The Board engaged the DHET around the holding pattern on tuition and residence fee increases for 2020.  The DHET indicated that it is in the process of developing a proposal for the Minister of Higher Education, Science and Technology.  It is envisaged that the Minister will call a meeting with the Chairs of Council and Vice-Chancellors in November 2019 to make an announcement around the fee increases for 2020.  It was also noted that the DHET was working on the Fee Regulatory Framework to regulate fee increases for a 3-year period.  It is anticipated that the draft framework will be published for public comment in March 2020.  In terms of the student funding policy, it was noted that the DHET was working on a change in the policy around accommodation allowances mainly for off-site accommodation. The DHET’s thinking is to have a “flat rate” for students living off-campuses. However, the DHET is still doing some financial modelling to assess the affordability of the proposed change in policy.  The DHET indicated that it will consult the sector on any policy change in due course.  The Board urged the DHET to have these consultations in November 2019 in order for clear policy guidelines to be communicated to universities in the first week of December 2019. 

  • Minister of Police

Minister Bheki Cele and Senior SAPS officials attended part of the USAf Board meeting to discuss improving safety and security on university campuses and new approaches to policing to that end.  This had been prompted by the recent spate of violence including murders on and off campuses in recent weeks.  The Police Minister was accompanied by the CEO of the Private Security Industry Regulatory Authority (PSiRA), which is responsible for the regulation of the private security industry at institutions of higher learning.

Acknowledging:

  • the importance of students feeling safe and being safe on and off campus;
  • the importance of universities having minimum standards of security and of ensuring that all security officers deployed on campuses are vetted and trained specifically for the student environment; and also
  • the importance of involving students, the communities around the institutions, the SAPS, the criminal justice system and other relevant governmental operations in the engagements on safety changes around campuses,

all parties agreed to establish a working committee that would look at short and long-term security solutions on and off campuses.  The committee would constitute representatives from the Police Ministry and Secretariat, PSIRA, as well as members of from Universities SA. 

The team would be tasked to look at, inter alia, some of the proposals made, including:

  • the establishment of Victim Friendly Facilities to speedily assist student victims of  crime, especially those who have been affected by gender-based violence;
  • the adoption of Institutions of higher learning by police officers to improve response time;
  • investigating best ways to assist poorer students to protect them from falling prey to criminal networks;
  • interrogating student transport and accommodation matters and engaging landlords about the security measures in place to ensure the safety of students living in off-campus accommodation.

The committee would further engage with the Departments of Higher Education and Training and Social Development to extend student safety to TVET colleges and schools. 
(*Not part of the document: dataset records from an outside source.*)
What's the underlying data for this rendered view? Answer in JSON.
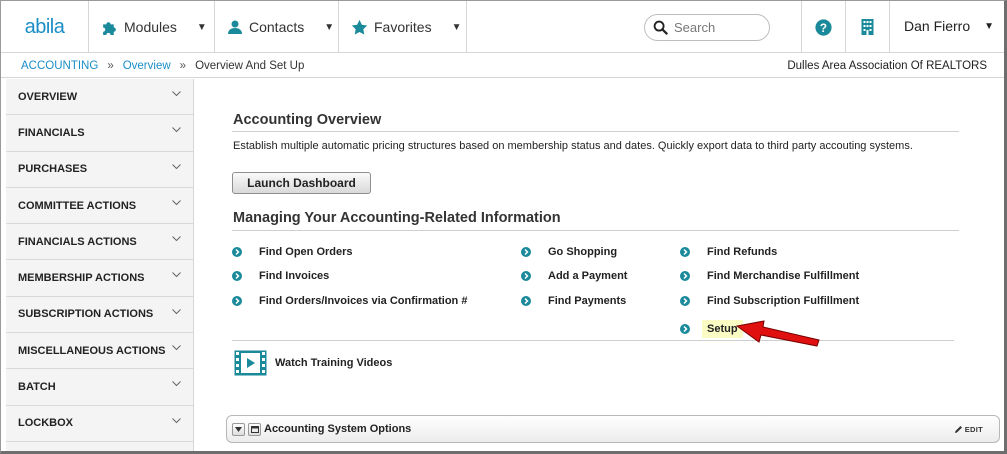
{
  "topbar": {
    "logo": "abila",
    "nav": [
      {
        "label": "Modules",
        "icon": "puzzle-icon"
      },
      {
        "label": "Contacts",
        "icon": "person-icon"
      },
      {
        "label": "Favorites",
        "icon": "star-icon"
      }
    ],
    "search_placeholder": "Search",
    "user_name": "Dan Fierro"
  },
  "breadcrumb": {
    "items": [
      "ACCOUNTING",
      "Overview",
      "Overview And Set Up"
    ],
    "organization": "Dulles Area Association Of REALTORS"
  },
  "sidebar": {
    "items": [
      "OVERVIEW",
      "FINANCIALS",
      "PURCHASES",
      "COMMITTEE ACTIONS",
      "FINANCIALS ACTIONS",
      "MEMBERSHIP ACTIONS",
      "SUBSCRIPTION ACTIONS",
      "MISCELLANEOUS ACTIONS",
      "BATCH",
      "LOCKBOX"
    ]
  },
  "main": {
    "overview_title": "Accounting Overview",
    "overview_desc": "Establish multiple automatic pricing structures based on membership status and dates. Quickly export data to third party accouting systems.",
    "launch_button": "Launch Dashboard",
    "managing_title": "Managing Your Accounting-Related Information",
    "links": {
      "col1": [
        "Find Open Orders",
        "Find Invoices",
        "Find Orders/Invoices via Confirmation #"
      ],
      "col2": [
        "Go Shopping",
        "Add a Payment",
        "Find Payments"
      ],
      "col3": [
        "Find Refunds",
        "Find Merchandise Fulfillment",
        "Find Subscription Fulfillment",
        "Setup"
      ]
    },
    "training_label": "Watch Training Videos",
    "options_title": "Accounting System Options",
    "edit_label": "EDIT"
  },
  "colors": {
    "brand_blue": "#1b8ec7",
    "bullet_teal": "#1a8a9a",
    "highlight": "#fbfbc4",
    "arrow_red": "#e01010"
  }
}
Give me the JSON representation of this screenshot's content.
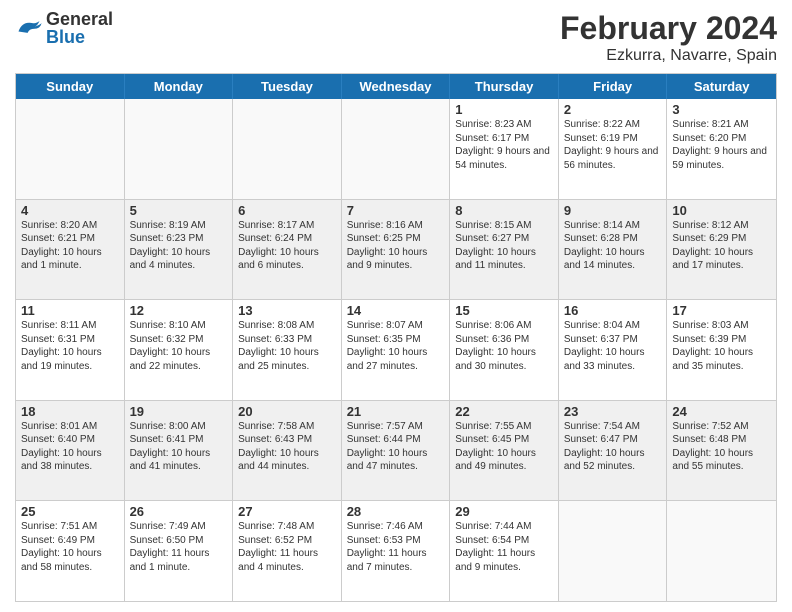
{
  "header": {
    "logo_general": "General",
    "logo_blue": "Blue",
    "month_year": "February 2024",
    "location": "Ezkurra, Navarre, Spain"
  },
  "days_of_week": [
    "Sunday",
    "Monday",
    "Tuesday",
    "Wednesday",
    "Thursday",
    "Friday",
    "Saturday"
  ],
  "weeks": [
    [
      {
        "day": "",
        "info": ""
      },
      {
        "day": "",
        "info": ""
      },
      {
        "day": "",
        "info": ""
      },
      {
        "day": "",
        "info": ""
      },
      {
        "day": "1",
        "info": "Sunrise: 8:23 AM\nSunset: 6:17 PM\nDaylight: 9 hours\nand 54 minutes."
      },
      {
        "day": "2",
        "info": "Sunrise: 8:22 AM\nSunset: 6:19 PM\nDaylight: 9 hours\nand 56 minutes."
      },
      {
        "day": "3",
        "info": "Sunrise: 8:21 AM\nSunset: 6:20 PM\nDaylight: 9 hours\nand 59 minutes."
      }
    ],
    [
      {
        "day": "4",
        "info": "Sunrise: 8:20 AM\nSunset: 6:21 PM\nDaylight: 10 hours\nand 1 minute."
      },
      {
        "day": "5",
        "info": "Sunrise: 8:19 AM\nSunset: 6:23 PM\nDaylight: 10 hours\nand 4 minutes."
      },
      {
        "day": "6",
        "info": "Sunrise: 8:17 AM\nSunset: 6:24 PM\nDaylight: 10 hours\nand 6 minutes."
      },
      {
        "day": "7",
        "info": "Sunrise: 8:16 AM\nSunset: 6:25 PM\nDaylight: 10 hours\nand 9 minutes."
      },
      {
        "day": "8",
        "info": "Sunrise: 8:15 AM\nSunset: 6:27 PM\nDaylight: 10 hours\nand 11 minutes."
      },
      {
        "day": "9",
        "info": "Sunrise: 8:14 AM\nSunset: 6:28 PM\nDaylight: 10 hours\nand 14 minutes."
      },
      {
        "day": "10",
        "info": "Sunrise: 8:12 AM\nSunset: 6:29 PM\nDaylight: 10 hours\nand 17 minutes."
      }
    ],
    [
      {
        "day": "11",
        "info": "Sunrise: 8:11 AM\nSunset: 6:31 PM\nDaylight: 10 hours\nand 19 minutes."
      },
      {
        "day": "12",
        "info": "Sunrise: 8:10 AM\nSunset: 6:32 PM\nDaylight: 10 hours\nand 22 minutes."
      },
      {
        "day": "13",
        "info": "Sunrise: 8:08 AM\nSunset: 6:33 PM\nDaylight: 10 hours\nand 25 minutes."
      },
      {
        "day": "14",
        "info": "Sunrise: 8:07 AM\nSunset: 6:35 PM\nDaylight: 10 hours\nand 27 minutes."
      },
      {
        "day": "15",
        "info": "Sunrise: 8:06 AM\nSunset: 6:36 PM\nDaylight: 10 hours\nand 30 minutes."
      },
      {
        "day": "16",
        "info": "Sunrise: 8:04 AM\nSunset: 6:37 PM\nDaylight: 10 hours\nand 33 minutes."
      },
      {
        "day": "17",
        "info": "Sunrise: 8:03 AM\nSunset: 6:39 PM\nDaylight: 10 hours\nand 35 minutes."
      }
    ],
    [
      {
        "day": "18",
        "info": "Sunrise: 8:01 AM\nSunset: 6:40 PM\nDaylight: 10 hours\nand 38 minutes."
      },
      {
        "day": "19",
        "info": "Sunrise: 8:00 AM\nSunset: 6:41 PM\nDaylight: 10 hours\nand 41 minutes."
      },
      {
        "day": "20",
        "info": "Sunrise: 7:58 AM\nSunset: 6:43 PM\nDaylight: 10 hours\nand 44 minutes."
      },
      {
        "day": "21",
        "info": "Sunrise: 7:57 AM\nSunset: 6:44 PM\nDaylight: 10 hours\nand 47 minutes."
      },
      {
        "day": "22",
        "info": "Sunrise: 7:55 AM\nSunset: 6:45 PM\nDaylight: 10 hours\nand 49 minutes."
      },
      {
        "day": "23",
        "info": "Sunrise: 7:54 AM\nSunset: 6:47 PM\nDaylight: 10 hours\nand 52 minutes."
      },
      {
        "day": "24",
        "info": "Sunrise: 7:52 AM\nSunset: 6:48 PM\nDaylight: 10 hours\nand 55 minutes."
      }
    ],
    [
      {
        "day": "25",
        "info": "Sunrise: 7:51 AM\nSunset: 6:49 PM\nDaylight: 10 hours\nand 58 minutes."
      },
      {
        "day": "26",
        "info": "Sunrise: 7:49 AM\nSunset: 6:50 PM\nDaylight: 11 hours\nand 1 minute."
      },
      {
        "day": "27",
        "info": "Sunrise: 7:48 AM\nSunset: 6:52 PM\nDaylight: 11 hours\nand 4 minutes."
      },
      {
        "day": "28",
        "info": "Sunrise: 7:46 AM\nSunset: 6:53 PM\nDaylight: 11 hours\nand 7 minutes."
      },
      {
        "day": "29",
        "info": "Sunrise: 7:44 AM\nSunset: 6:54 PM\nDaylight: 11 hours\nand 9 minutes."
      },
      {
        "day": "",
        "info": ""
      },
      {
        "day": "",
        "info": ""
      }
    ]
  ]
}
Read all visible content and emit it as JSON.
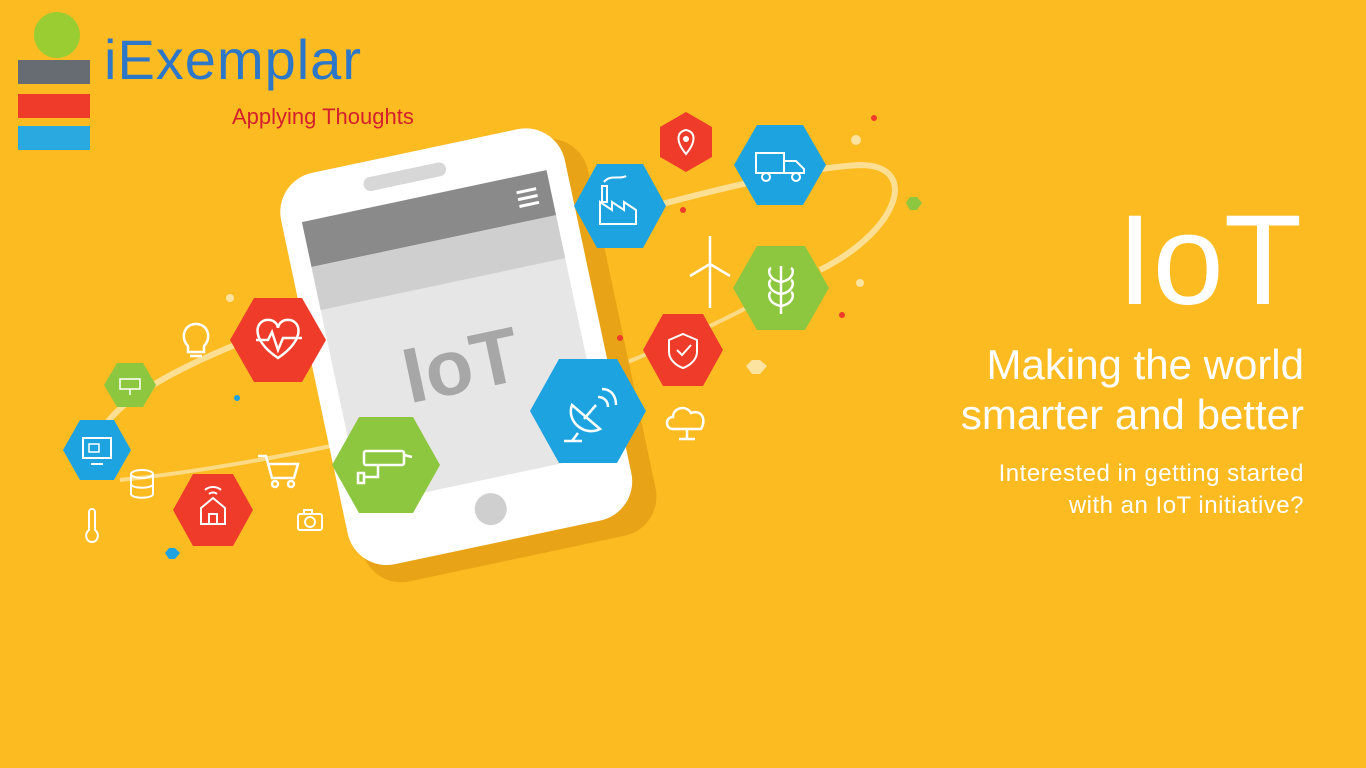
{
  "brand": {
    "name": "iExemplar",
    "tagline": "Applying Thoughts"
  },
  "hero": {
    "title": "IoT",
    "subtitle_line1": "Making the world",
    "subtitle_line2": "smarter and better",
    "question_line1": "Interested in getting started",
    "question_line2": "with an IoT initiative?"
  },
  "phone": {
    "screen_label": "IoT"
  },
  "icons": [
    "location-pin-icon",
    "truck-icon",
    "factory-icon",
    "wind-turbine-icon",
    "wheat-icon",
    "shield-check-icon",
    "satellite-dish-icon",
    "cloud-icon",
    "heart-rate-icon",
    "lightbulb-icon",
    "solar-panel-icon",
    "monitor-icon",
    "database-icon",
    "shopping-cart-icon",
    "cctv-camera-icon",
    "smart-home-icon",
    "thermometer-icon",
    "camera-icon"
  ],
  "colors": {
    "background": "#fdbb22",
    "red": "#ee3b2a",
    "blue": "#1ea3e1",
    "green": "#8dc63f",
    "brand_blue": "#2d77c9",
    "brand_red": "#d3202c"
  }
}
The vice-chancellors indicated a strong willingness to collaborate with the Minister and his team and pledged to bring the strong research capacity of universities to bear on the issue of social violence.

As the meeting drew towards conclusion, Minister Cele called upon the student population to also come on board to find solutions. “Students shouldn’t feel that we as the police are creating police states around them. We want a dialogue with them and for them to be part of the fight against crime.” The Minister added “We know that alcohol is a big contributor to students coming under attack and also attacking each other. This is why we will be going hard on illegal drinking holes that fuel crime especially on weekends,” Minister Cele concluded.